Tuesday, October 11, 2016

Zimbabwe 2016 - A Pachyderm Tea Party

Dear all,

In September, Carol and I went wandering off into Hwange. (See what I did there.) Seriously, we spent a week in Zimbabwe, in Hwange National Park and then in Mana Pools National Park with wonderful people and magnificent wildlife. A couple of fabulous experiences follow...

We began at Little Makalolo Camp in Hwange – a sunny, simple, friendly dusty place – the latter because it is the end of the dry season and boy, has it been dry… Its waterhole is a magnet for some of the 30 000 elephants that roam the Park. To say nothing of everything else – what a pile of animals we saw! After two glorious days at “Little Mak” we set off for Linkwasha Camp, an opulent opposite to Little Mak, with large tents, and clean lines.

But throughout the time we were there, it was the elephants that ruled…

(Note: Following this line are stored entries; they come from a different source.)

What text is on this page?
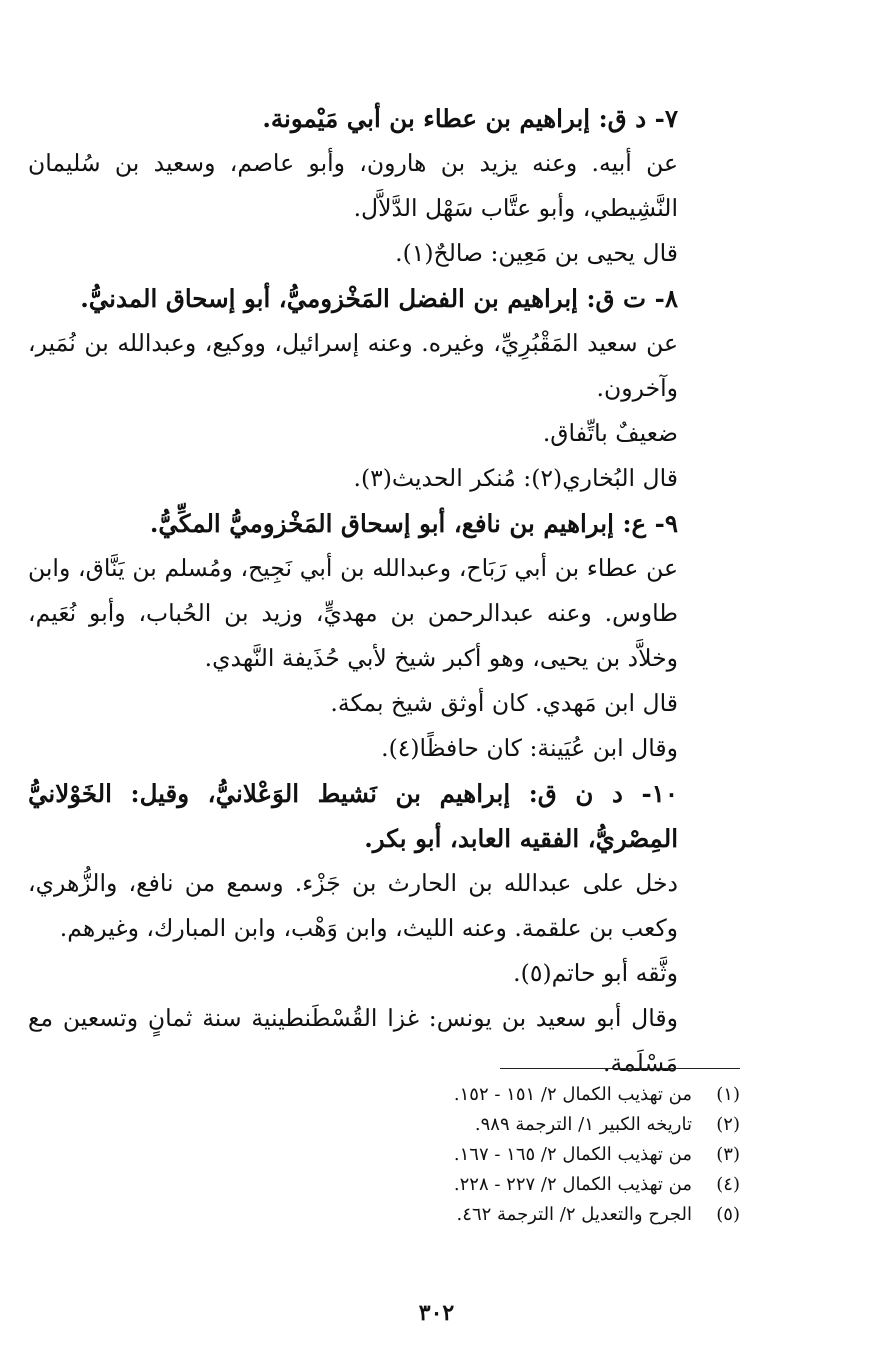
٧- د ق: إبراهيم بن عطاء بن أبي مَيْمونة.

عن أبيه. وعنه يزيد بن هارون، وأبو عاصم، وسعيد بن سُليمان النَّشِيطي، وأبو عتَّاب سَهْل الدَّلاَّل.

قال يحيى بن مَعِين: صالحٌ(١).

٨- ت ق: إبراهيم بن الفضل المَخْزوميُّ، أبو إسحاق المدنيُّ.

عن سعيد المَقْبُرِيِّ، وغيره. وعنه إسرائيل، ووكيع، وعبدالله بن نُمَير، وآخرون.

ضعيفٌ باتِّفاق.

قال البُخاري(٢): مُنكر الحديث(٣).

٩- ع: إبراهيم بن نافع، أبو إسحاق المَخْزوميُّ المكِّيُّ.

عن عطاء بن أبي رَبَاح، وعبدالله بن أبي نَجِيح، ومُسلم بن يَنَّاق، وابن طاوس. وعنه عبدالرحمن بن مهديٍّ، وزيد بن الحُباب، وأبو نُعَيم، وخلاَّد بن يحيى، وهو أكبر شيخ لأبي حُذَيفة النَّهدي.

قال ابن مَهدي. كان أوثق شيخ بمكة.

وقال ابن عُيَينة: كان حافظًا(٤).

١٠- د ن ق: إبراهيم بن نَشيط الوَعْلانيُّ، وقيل: الخَوْلانيُّ المِصْريُّ، الفقيه العابد، أبو بكر.

دخل على عبدالله بن الحارث بن جَزْء. وسمع من نافع، والزُّهري، وكعب بن علقمة. وعنه الليث، وابن وَهْب، وابن المبارك، وغيرهم.

وثَّقه أبو حاتم(٥).

وقال أبو سعيد بن يونس: غزا القُسْطَنطينية سنة ثمانٍ وتسعين مع مَسْلَمة.

(١)من تهذيب الكمال ٢/ ١٥١ - ١٥٢.
(٢)تاريخه الكبير ١/ الترجمة ٩٨٩.
(٣)من تهذيب الكمال ٢/ ١٦٥ - ١٦٧.
(٤)من تهذيب الكمال ٢/ ٢٢٧ - ٢٢٨.
(٥)الجرح والتعديل ٢/ الترجمة ٤٦٢.
٣٠٢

One afternoon, we took part in an elephant tea party. After having our own tea of course; it would be bad manners, we felt, to bring our delicious ice rooibos tea or coffee with us – without offering them any that is.

We were off to watch the elephants come down to drink at the pan just outside Little Makalolo – at the camp’s famous logpile hide.

What's a logpile hide, I hear you ask?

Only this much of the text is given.